Effect of alkaline phosphatase on the modified form of Ga3.78 HPr. The modified form of HPr was purified to homogeneity from strain Ga3.78 and was incubated in the presence or absence of alkaline phosphatase for 17 h at 37°C. The proteins were separated by PAGE under native conditions that allow the separation of free HPr from phospho-HPr and the separation of HPr-1 (without N-terminal Met) from HPr-2 (with N-terminal Met). The proteins were revealed by staining with silver nitrate.
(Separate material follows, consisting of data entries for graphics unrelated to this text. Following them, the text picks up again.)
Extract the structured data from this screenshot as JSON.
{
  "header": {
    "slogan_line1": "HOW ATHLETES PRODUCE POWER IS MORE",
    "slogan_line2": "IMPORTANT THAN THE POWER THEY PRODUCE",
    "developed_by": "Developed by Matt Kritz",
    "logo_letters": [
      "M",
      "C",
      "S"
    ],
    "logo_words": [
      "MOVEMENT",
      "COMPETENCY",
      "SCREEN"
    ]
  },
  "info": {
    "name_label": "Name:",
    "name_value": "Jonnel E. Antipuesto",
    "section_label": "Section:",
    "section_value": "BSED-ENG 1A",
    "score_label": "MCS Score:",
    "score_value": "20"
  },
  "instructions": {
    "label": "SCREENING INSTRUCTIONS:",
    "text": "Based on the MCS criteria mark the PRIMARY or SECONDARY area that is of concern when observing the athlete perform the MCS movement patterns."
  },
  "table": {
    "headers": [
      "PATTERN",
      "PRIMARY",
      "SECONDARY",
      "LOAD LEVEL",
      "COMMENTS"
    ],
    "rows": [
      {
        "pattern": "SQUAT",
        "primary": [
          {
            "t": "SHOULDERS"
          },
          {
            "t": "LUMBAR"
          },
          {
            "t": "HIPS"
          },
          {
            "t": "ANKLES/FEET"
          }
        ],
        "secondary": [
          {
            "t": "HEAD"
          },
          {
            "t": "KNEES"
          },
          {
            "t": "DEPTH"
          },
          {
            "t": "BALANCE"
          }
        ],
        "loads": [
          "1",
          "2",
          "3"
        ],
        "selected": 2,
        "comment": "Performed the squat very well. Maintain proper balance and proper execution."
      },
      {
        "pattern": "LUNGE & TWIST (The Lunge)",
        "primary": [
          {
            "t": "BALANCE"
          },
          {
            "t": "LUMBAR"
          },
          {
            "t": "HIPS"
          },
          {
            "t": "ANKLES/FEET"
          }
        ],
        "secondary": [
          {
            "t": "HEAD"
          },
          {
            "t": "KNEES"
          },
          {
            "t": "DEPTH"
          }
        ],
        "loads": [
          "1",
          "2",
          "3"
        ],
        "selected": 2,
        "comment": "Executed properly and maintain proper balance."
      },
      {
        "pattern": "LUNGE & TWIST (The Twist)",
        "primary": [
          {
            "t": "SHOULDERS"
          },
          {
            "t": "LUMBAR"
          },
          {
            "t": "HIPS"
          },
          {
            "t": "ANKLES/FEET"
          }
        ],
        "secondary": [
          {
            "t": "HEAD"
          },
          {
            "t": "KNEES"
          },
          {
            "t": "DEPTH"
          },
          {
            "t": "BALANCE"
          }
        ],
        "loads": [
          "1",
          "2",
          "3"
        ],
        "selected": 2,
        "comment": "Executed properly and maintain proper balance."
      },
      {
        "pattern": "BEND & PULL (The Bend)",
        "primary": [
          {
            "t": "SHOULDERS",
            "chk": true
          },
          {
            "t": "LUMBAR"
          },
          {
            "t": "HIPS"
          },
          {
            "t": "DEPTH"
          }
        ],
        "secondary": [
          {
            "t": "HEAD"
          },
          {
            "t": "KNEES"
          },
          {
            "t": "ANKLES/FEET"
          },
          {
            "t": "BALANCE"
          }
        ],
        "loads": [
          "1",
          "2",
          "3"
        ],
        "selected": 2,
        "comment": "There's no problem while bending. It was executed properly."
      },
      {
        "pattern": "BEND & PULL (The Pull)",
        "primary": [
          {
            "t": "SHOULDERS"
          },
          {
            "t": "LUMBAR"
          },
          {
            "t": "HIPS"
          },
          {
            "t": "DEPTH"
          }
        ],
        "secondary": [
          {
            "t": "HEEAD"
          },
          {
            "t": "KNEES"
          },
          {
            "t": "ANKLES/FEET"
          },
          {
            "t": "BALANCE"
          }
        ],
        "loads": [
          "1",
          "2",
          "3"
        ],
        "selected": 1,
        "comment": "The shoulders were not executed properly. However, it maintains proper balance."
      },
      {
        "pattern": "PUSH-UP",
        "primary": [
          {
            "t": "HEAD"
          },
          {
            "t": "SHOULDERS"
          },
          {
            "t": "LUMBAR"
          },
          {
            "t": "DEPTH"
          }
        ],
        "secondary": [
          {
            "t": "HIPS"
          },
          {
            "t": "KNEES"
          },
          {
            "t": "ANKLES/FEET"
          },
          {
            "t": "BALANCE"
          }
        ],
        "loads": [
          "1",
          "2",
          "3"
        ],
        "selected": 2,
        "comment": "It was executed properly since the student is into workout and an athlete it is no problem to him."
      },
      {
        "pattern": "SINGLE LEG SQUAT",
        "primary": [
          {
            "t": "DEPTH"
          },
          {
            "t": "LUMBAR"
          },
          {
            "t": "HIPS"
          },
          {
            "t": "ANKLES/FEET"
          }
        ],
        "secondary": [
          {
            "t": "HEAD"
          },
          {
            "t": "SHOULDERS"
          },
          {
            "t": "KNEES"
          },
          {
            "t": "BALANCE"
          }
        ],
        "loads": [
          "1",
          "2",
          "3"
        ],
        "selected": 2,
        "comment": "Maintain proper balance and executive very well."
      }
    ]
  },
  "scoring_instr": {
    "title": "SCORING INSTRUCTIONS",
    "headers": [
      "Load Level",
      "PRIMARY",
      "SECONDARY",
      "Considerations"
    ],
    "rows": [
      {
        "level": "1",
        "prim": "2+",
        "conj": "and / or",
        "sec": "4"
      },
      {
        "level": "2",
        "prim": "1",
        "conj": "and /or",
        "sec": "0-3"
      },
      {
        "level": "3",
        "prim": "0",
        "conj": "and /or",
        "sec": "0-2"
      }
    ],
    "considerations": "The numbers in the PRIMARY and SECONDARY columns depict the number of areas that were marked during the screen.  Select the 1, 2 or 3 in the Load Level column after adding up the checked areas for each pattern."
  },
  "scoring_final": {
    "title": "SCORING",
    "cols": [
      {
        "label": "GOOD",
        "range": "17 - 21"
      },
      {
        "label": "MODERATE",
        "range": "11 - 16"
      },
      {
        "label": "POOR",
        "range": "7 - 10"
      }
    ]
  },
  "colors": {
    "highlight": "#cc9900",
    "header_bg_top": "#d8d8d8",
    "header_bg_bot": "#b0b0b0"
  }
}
Lane 1, 8 U of alkaline phosphatase; lane 2, 1.5 μg of free Ga3.78 HPr and 8 U of alkaline phosphatase; lane 3, 1.5 μg of free Ga3.78 HPr; lane 4, 1.5 μg of purified modified HPr from mutant Ga3.78; lane 5, 2 μg of purified modified HPr from mutant Ga3.78; lane 6, 1.5 μg of purified modified HPr from mutant Ga3.78 incubated with 2 U of alkaline phosphatase; lane 7, 1.5 μg of purified modified HPr from mutant Ga3.78 incubated with 8 U of alkaline phosphatase.

FIG. 6

In vitro phosphorylation of HPr by the ATP-dependent HPr(Ser) kinase. Mutant Ga3.78 was cultured in the presence of 0.5% glucose and was harvested at mid-log phase. A membrane-free cellular extract was obtained after the cells were ruptured by grinding with alumina and differential centrifugation. Purified HPr (2 μg) from the wild-type strain (lane 1) and cellular extract (8.25 μg of proteins) from mutant Ga3.78 (lane 2) were incubated in the presence of [γ-³²P]ATP and purified recombinant S. salivarius HPr(Ser) kinase (100 ng). Proteins were then separated by SDS-PAGE, and phosphoproteins were revealed by autoradiography.

FIG. 7

Western blot analyses with anti-IIAB_H^Man. Cellular extracts containing 25 μg of protein were electrophoresed in 10% acrylamide gels by the method of Laemmli (22) and were electrophoretically transferred to a nitrocellulose membrane. Lane 1, wild-type strain; lane 2, mutant Ga3.14; lane 3, mutant Ga3.78.